Vector search systems have traditionally treated storage primarily as a persistence layer for vector datasets and index recovery, while relying on DRAM-resident structures for active query execution. As vector datasets continue to scale beyond practical memory limits, modern NVMe storage provides an opportunity to rethink this model by enabling graph-based approximate nearest neighbor (ANN) indexes to actively participate in the online search path rather than serving only as cold storage or index reload media. With its combination of low latency, high parallelism, density, persistence, and cost efficiency, NVMe has become an increasingly viable medium for scalable storage-aware vector search architectures.

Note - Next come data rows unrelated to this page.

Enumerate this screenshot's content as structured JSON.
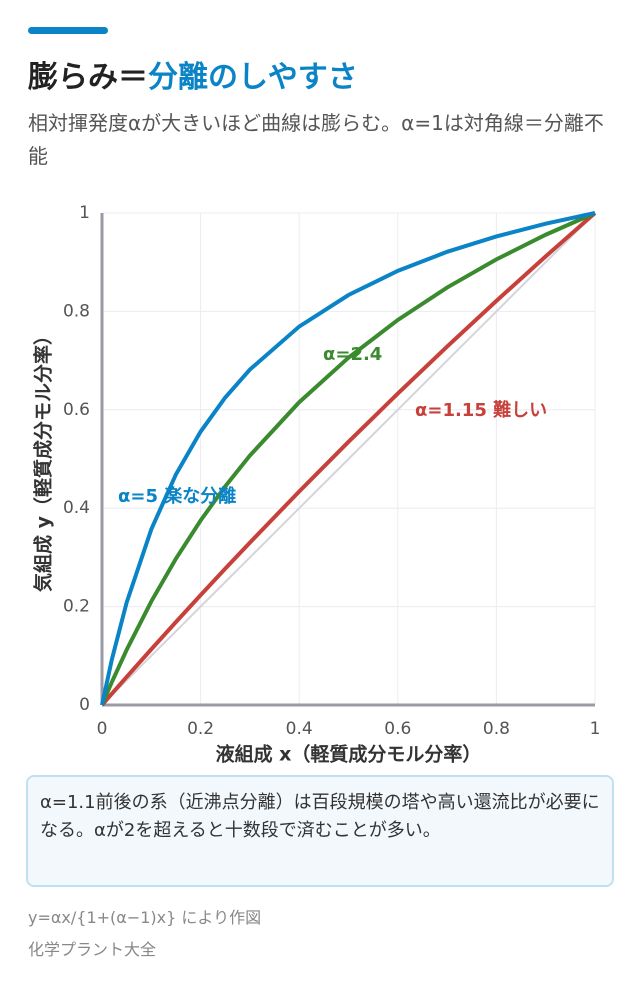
{
  "header": {
    "title": "膨らみ＝",
    "title_highlight": "分離のしやすさ",
    "subtitle": "相対揮発度αが大きいほど曲線は膨らむ。α=1は対角線＝分離不能"
  },
  "chart_data": {
    "type": "line",
    "x_label": "液組成 x（軽質成分モル分率）",
    "y_label": "気組成 y（軽質成分モル分率）",
    "x": [
      0,
      0.02,
      0.05,
      0.1,
      0.15,
      0.2,
      0.25,
      0.3,
      0.4,
      0.5,
      0.6,
      0.7,
      0.8,
      0.9,
      1
    ],
    "series": [
      {
        "color": "#d4d4dc",
        "values": [
          0,
          0.02,
          0.05,
          0.1,
          0.15,
          0.2,
          0.25,
          0.3,
          0.4,
          0.5,
          0.6,
          0.7,
          0.8,
          0.9,
          1
        ]
      },
      {
        "name": "α=1.15 難しい",
        "color": "#c8403a",
        "values": [
          0,
          0.0229,
          0.0571,
          0.1133,
          0.1687,
          0.2233,
          0.2771,
          0.3301,
          0.434,
          0.5349,
          0.633,
          0.7285,
          0.8214,
          0.9119,
          1
        ]
      },
      {
        "name": "α=2.4",
        "color": "#3a8a2e",
        "values": [
          0,
          0.0467,
          0.1121,
          0.2105,
          0.2975,
          0.375,
          0.4444,
          0.507,
          0.6154,
          0.7059,
          0.7826,
          0.8485,
          0.9057,
          0.9558,
          1
        ]
      },
      {
        "name": "α=5 楽な分離",
        "color": "#0a84c6",
        "values": [
          0,
          0.0926,
          0.2083,
          0.3571,
          0.4688,
          0.5556,
          0.625,
          0.6818,
          0.7692,
          0.8333,
          0.8824,
          0.9211,
          0.9524,
          0.9783,
          1
        ]
      }
    ],
    "xlim": [
      0,
      1
    ],
    "ylim": [
      0,
      1
    ],
    "xticks": [
      0,
      0.2,
      0.4,
      0.6,
      0.8,
      1
    ],
    "yticks": [
      0,
      0.2,
      0.4,
      0.6,
      0.8,
      1
    ],
    "grid": true
  },
  "note": "α=1.1前後の系（近沸点分離）は百段規模の塔や高い還流比が必要になる。αが2を超えると十数段で済むことが多い。",
  "footer": {
    "source": "y=αx/{1+(α−1)x} により作図",
    "credit": "化学プラント大全"
  }
}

This session explores the evolution of DiskANN toward a storage-aware provider architecture for vector search. Instead of tightly coupling vector, graph, and metadata management to a monolithic ANN implementation, the architecture enables indexing and search logic to interact with provider interfaces for vectors, edge lists, quantization data, and metadata services while preserving storage-aware query behavior and NVMe optimization principles.
Particular focus is placed on the continued relevance of NVMe storage for vector search workloads, including graph locality, random-read amplification, tiered storage placement, and cost-efficient scaling beyond DRAM-only architectures. The session also discusses how provider-based integration enables research and production convergence while simplifying adoption across emerging AI and vector database environments.
A proof-of-concept deployment will demonstrate the provider-based architecture operating across multiple storage backends and storage tiers while leveraging NVMe as a foundational component of scalable vector infrastructure. The session will include example indexing workflows, search execution, and integration patterns illustrating how DiskANN can evolve beyond standalone SSD-resident libraries into a flexible storage-aware vector search framework.
Attendees will leave with a practical understanding of storage-aware ANN architecture design, tradeoffs involved in NVMe-based vector indexing, and integration patterns for scalable vector search across modern storage and AI platforms.